Critique de livre : La Commune de Saint-Louis de 1877 : le communisme au cœur du pays de Mark Kruger

La commune de Saint-Louis de 1877 : le communisme au cœur du pays, deMark Kruger. 330 pages. Octobre 2021. ISBN : 978-1-4962-2813-0

L'un des événements les plus révolutionnaires de l'histoire américaine est aussi l'un des moins connus : en juillet 1877, la classe ouvrière de Saint-Louis a lancé une grève générale et s'est emparée du pouvoir dans la ville, instaurant une dictature prolétarienne de courte durée. A sa tête se trouvait le Workingmens’s Party of the United States, WP (Parti ouvrier des États-Unis), un descendant de la Première Internationale. Les travailleurs de Saint-Louis élurent un comité exécutif pour diriger les fonctions du gouvernement et superviser l'économie pendant une brève période de quelques jours jusqu'à ce que la direction vacille et cède face à la répression capitaliste.

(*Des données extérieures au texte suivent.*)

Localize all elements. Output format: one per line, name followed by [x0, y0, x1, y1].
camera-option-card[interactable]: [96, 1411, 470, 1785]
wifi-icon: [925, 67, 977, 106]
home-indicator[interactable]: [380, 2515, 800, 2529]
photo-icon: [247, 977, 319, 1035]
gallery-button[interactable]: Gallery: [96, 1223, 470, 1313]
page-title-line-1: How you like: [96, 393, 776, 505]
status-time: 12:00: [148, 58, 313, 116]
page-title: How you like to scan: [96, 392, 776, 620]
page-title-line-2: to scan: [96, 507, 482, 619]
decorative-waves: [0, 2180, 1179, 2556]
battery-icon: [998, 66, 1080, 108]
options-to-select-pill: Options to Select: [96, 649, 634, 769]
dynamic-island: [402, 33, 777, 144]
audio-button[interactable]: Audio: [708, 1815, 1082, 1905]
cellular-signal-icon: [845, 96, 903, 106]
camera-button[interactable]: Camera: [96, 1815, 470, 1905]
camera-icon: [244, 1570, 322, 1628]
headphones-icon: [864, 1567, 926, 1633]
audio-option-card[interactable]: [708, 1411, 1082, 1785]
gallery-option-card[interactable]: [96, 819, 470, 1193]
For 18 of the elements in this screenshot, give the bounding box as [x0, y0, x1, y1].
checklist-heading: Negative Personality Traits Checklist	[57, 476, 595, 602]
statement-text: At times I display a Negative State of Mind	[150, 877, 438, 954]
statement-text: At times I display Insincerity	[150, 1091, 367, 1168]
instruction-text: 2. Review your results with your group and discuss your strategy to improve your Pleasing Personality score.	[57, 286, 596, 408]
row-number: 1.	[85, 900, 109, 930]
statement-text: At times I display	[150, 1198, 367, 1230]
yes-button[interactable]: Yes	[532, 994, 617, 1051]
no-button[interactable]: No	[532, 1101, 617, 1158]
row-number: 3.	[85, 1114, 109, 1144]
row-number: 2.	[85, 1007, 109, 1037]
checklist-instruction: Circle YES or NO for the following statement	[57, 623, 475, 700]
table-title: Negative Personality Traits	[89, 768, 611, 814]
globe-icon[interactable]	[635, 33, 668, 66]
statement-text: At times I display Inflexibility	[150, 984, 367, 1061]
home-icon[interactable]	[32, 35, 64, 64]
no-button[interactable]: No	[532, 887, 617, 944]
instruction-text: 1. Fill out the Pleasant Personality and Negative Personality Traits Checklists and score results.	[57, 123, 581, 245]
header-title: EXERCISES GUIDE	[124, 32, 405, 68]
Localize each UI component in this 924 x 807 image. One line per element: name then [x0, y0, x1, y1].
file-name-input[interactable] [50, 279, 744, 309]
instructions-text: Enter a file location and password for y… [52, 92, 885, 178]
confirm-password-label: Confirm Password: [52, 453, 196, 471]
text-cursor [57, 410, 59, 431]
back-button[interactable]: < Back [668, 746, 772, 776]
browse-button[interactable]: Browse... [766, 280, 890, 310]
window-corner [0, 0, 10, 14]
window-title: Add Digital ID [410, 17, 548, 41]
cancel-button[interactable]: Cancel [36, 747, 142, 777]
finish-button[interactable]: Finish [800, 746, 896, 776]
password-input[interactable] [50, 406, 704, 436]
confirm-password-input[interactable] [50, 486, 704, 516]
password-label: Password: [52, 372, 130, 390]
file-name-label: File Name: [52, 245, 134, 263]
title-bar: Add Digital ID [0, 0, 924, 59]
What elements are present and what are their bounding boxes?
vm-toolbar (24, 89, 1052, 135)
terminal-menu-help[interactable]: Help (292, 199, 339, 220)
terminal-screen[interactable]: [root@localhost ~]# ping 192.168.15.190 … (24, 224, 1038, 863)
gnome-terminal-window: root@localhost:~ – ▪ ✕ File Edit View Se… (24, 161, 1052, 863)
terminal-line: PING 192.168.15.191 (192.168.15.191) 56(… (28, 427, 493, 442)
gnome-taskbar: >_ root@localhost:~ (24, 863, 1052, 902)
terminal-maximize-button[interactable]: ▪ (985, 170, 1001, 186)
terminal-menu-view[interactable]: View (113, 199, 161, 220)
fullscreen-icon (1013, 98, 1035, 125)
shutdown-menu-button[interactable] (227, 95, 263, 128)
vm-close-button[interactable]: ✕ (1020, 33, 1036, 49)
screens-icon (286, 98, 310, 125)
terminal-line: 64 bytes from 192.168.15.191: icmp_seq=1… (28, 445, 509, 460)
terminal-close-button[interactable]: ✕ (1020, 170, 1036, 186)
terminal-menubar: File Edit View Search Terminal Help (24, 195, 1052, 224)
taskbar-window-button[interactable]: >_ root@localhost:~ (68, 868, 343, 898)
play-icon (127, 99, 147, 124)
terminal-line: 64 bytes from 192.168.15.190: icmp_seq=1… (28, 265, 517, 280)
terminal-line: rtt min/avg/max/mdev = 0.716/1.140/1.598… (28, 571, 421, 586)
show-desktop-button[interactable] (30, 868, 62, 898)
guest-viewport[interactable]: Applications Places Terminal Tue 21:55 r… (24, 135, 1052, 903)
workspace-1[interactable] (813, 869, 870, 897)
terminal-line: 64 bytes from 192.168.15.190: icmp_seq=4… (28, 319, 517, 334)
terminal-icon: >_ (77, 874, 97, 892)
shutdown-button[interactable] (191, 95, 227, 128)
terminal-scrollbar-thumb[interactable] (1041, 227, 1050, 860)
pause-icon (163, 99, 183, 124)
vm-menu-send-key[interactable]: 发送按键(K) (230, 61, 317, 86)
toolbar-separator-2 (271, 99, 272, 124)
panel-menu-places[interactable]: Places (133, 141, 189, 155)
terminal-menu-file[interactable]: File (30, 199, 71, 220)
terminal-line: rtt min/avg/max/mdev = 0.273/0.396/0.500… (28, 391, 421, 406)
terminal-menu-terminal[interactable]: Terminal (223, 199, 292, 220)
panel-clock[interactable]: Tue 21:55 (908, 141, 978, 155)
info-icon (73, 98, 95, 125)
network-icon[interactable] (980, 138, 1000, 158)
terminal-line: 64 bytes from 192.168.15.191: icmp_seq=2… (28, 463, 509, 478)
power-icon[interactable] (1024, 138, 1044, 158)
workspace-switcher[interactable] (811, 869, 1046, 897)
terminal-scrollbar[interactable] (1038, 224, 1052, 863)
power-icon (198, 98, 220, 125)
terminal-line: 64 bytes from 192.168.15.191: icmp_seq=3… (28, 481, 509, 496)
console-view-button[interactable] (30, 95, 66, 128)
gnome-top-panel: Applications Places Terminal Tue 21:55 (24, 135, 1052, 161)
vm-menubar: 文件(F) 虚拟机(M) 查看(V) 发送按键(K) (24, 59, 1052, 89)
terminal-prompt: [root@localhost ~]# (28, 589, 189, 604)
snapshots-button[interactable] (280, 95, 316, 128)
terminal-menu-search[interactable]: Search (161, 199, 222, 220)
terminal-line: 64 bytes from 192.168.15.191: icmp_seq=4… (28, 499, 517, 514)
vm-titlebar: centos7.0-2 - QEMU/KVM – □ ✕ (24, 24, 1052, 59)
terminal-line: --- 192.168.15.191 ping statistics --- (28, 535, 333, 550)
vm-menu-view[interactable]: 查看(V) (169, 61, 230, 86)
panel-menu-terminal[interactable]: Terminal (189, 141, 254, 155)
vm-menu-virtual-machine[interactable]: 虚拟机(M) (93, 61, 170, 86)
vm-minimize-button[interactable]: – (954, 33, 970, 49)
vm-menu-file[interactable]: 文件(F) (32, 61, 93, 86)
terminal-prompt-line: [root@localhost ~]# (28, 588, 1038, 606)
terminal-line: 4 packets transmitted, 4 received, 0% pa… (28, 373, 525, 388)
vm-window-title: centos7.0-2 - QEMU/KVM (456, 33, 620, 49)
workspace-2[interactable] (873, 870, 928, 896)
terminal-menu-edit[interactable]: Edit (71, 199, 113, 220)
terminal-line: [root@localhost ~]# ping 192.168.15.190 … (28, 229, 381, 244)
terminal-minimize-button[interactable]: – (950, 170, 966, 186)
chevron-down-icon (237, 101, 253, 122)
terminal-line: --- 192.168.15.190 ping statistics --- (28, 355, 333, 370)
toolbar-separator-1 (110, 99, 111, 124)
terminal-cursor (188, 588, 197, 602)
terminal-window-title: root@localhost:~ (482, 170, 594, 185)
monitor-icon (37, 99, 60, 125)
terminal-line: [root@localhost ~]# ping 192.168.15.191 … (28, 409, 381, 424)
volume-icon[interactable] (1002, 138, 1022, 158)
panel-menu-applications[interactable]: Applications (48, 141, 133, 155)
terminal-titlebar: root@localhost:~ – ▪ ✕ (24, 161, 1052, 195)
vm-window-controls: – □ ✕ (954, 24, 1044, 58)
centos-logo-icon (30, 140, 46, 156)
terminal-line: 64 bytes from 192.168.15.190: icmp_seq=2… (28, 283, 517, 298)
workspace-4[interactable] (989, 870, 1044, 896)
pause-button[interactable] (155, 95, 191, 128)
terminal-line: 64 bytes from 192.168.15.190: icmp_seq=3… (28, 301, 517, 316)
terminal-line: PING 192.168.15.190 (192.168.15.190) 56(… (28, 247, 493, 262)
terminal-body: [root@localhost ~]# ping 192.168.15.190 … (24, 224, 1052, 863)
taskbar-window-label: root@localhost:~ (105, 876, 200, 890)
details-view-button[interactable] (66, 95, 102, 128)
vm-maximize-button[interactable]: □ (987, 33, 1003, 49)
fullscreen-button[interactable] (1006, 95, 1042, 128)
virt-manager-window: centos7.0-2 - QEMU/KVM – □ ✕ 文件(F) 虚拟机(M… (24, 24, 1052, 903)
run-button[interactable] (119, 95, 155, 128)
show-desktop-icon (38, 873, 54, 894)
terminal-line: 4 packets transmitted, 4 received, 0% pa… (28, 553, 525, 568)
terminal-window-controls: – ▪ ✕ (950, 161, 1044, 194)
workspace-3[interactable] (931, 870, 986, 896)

La commune de Saint-Louis de 1877 a représenté le centre de gravité révolutionnaire de la grande grève spontanée des cheminots, qui a commencé début juillet et s'est terminée en septembre 1877. Des baisses de salaires draconiennes, des conditions de travail dangereuses et des inégalités sans précédent ont déclenché le soulèvement, qui a balayé les États-Unis, d'un océan à l'autre. Sa portée et sa spontanéité ont ébranlé les fondements mêmes du pouvoir capitaliste et inauguré une nouvelle époque, mettant la classe ouvrière au premier plan en tant que force puissante.

Couverture du livre

Cette riche histoire est le sujet d'un nouveau livre, The St. Louis Commune of 1877: Communism in the Heartland , écrit par Mark Kruger, un professeur à la retraite qui vit dans la ville. Le livre de Kruger est précieux. Peu de choses ont été écrites sur la commune de Saint-Louis depuis le Reign of the Rabble ( Le régime du petit peuple)  deDavid Burbank, publié en 1966, un récit méticuleux très détaillé. L'ensemble de la vague de grèves fut traitée par Robert Bruce en 1959 dans son livre 1877 :Year of violence (Année de la violence) et en 1977 par Philip Foner dans The Great Labour Uprising of 1877 (Le grand soulèvement ouvrier de 1877).

Le livre de Kruger est une réfutation du mensonge le plus fondamental de l'histoire américaine: qu'il n'y a pas eu de lutte de classe ou de socialisme aux États-Unis. Une décennie seulement après la guerre civile, le socialisme a trouvé un sol fertile en Amérique alors que les travailleurs étaient jetés dans une lutte massive et souvent sanglante contre les capitalistes. La classe ouvrière américaine, bien que diversifiée sur le plan ethnique et racial, s'est battue avec acharnement pour élever son niveau de vie et pour les droits fondamentaux au travail contre la bourgeoisie.

Mais la Commune ne peut être entièrement comprise indépendamment de l'influence internationale du socialisme et des soulèvements révolutionnaires du milieu du XIXe siècle. La réussite de Kruger est de placer le soulèvement dans ce contexte plus large: les révolutions de 1848 en Europe, la Première Internationale et la Commune de Paris, qui ont toutes eu une profonde influence sur la politique et la société américaines.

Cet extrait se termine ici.